Семья имеет три основные функции:
- Функция организации и легализации отношений мужчин и женщин.
- Функция воспроизводства людей, то есть зачатие, рождение, выкармливание и воспитание детей.
- Функция организации жизни и жизнеобеспечения: кров, питание и т.п.
Все три функции одинаково важны и необходимы. Они взаимосвязаны: организация и легализация отношений мужчин и женщин связана с рождением и воспитанием детей, и все это должно обеспечиваться некоторым устойчивым порядком жизни. В этом смысле, семья действительно является ячейкой или единицей общества, поскольку таковы же основные функции общества. Таким образом, это определение относится к самым разным формам семейной жизни, даже весьма, с нашей точки зрения, причудливым.
3.
Семья как форма жизни, если она устойчива, обладает чертами классической формы.

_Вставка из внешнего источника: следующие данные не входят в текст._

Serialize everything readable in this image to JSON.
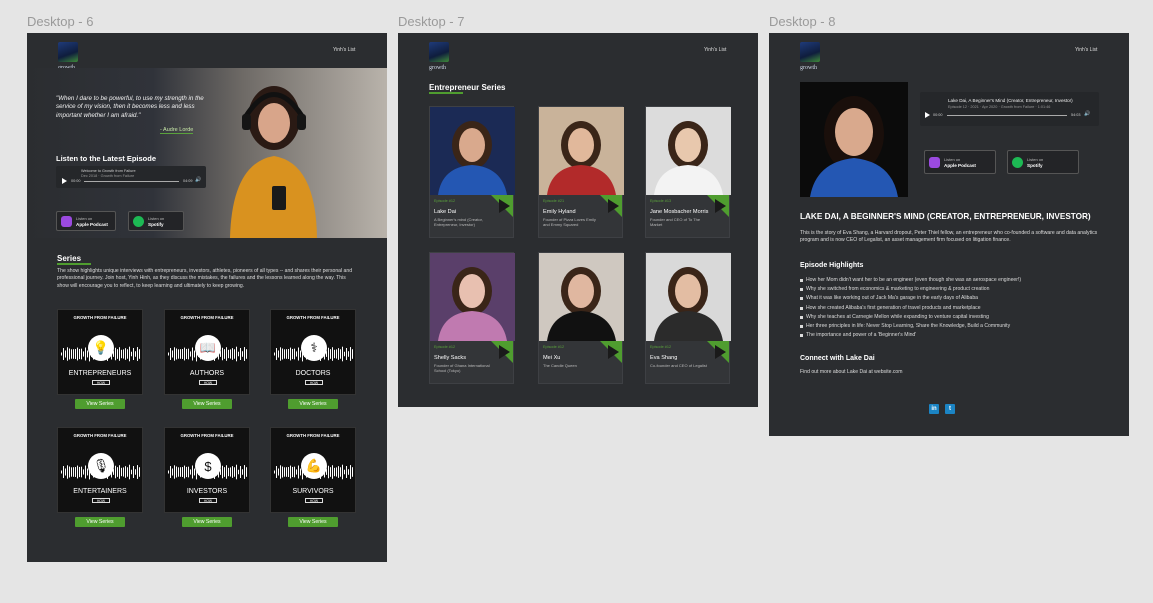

Это означает, во-первых, что она имеет под собой некую естественную, природную основу. Например, уже некоторые из высших животных живут семьями. Вместе с тем, классическая форма связана с искусственным ограничением этой природной основы и определенной ее модификацией. На нескольких взятых за основу природных отношениях классическая форма выстраивает сложную, развернутую, рафинированную систему.
Приведу пример классической формы из иной сферы. Музыкальный язык новоевропейской классической музыки имеет в своей основе натуральный звукоряд (последовательность обертонов, возникающих одновременно с «основным тоном»). Но для организации музыкальных отношений классическая музыка берет из последовательности обертонов лишь несколько первых — октаву, квинту и терцию (исторически предшествовавшие современной музыкальные системы ограничивались только октавой и квинтой). Далее в целях создания замкнутой системы натуральная квинта из натурального звукоряда (отношение частот колебаний 2/3) заменяется «темперированной», несколько более «узкой», но зато позволяющей разделить октаву на 12 равных промежутков-полутонов. В результате наша классическая музыка основана на очень специфическом, нигде, кроме новоевропейской классики, не существующем «темперированном строе». При этом, конечно же, на «окраинах» системы возникают многочисленные проблемы соотнесения ее с «более натуральными» отношениями, а сама система оказывается в своем развитии ограниченной той «условностью», на которой она основана (один музыковед назвал это «фундаментальным софизмом системы»).
Семья в устойчивых обществах — это в некотором смысле такое же «классическое» образование, основанное на каких-то природных принципах, но ограниченных, урезанных, ужесточенных и замкнутых в искусственную систему. Семья — форма жизни глубоко системная, как в своей внутренней организации, так и в своих отношениях к объемлющему социуму, «ячейкой» которого она себя полагает.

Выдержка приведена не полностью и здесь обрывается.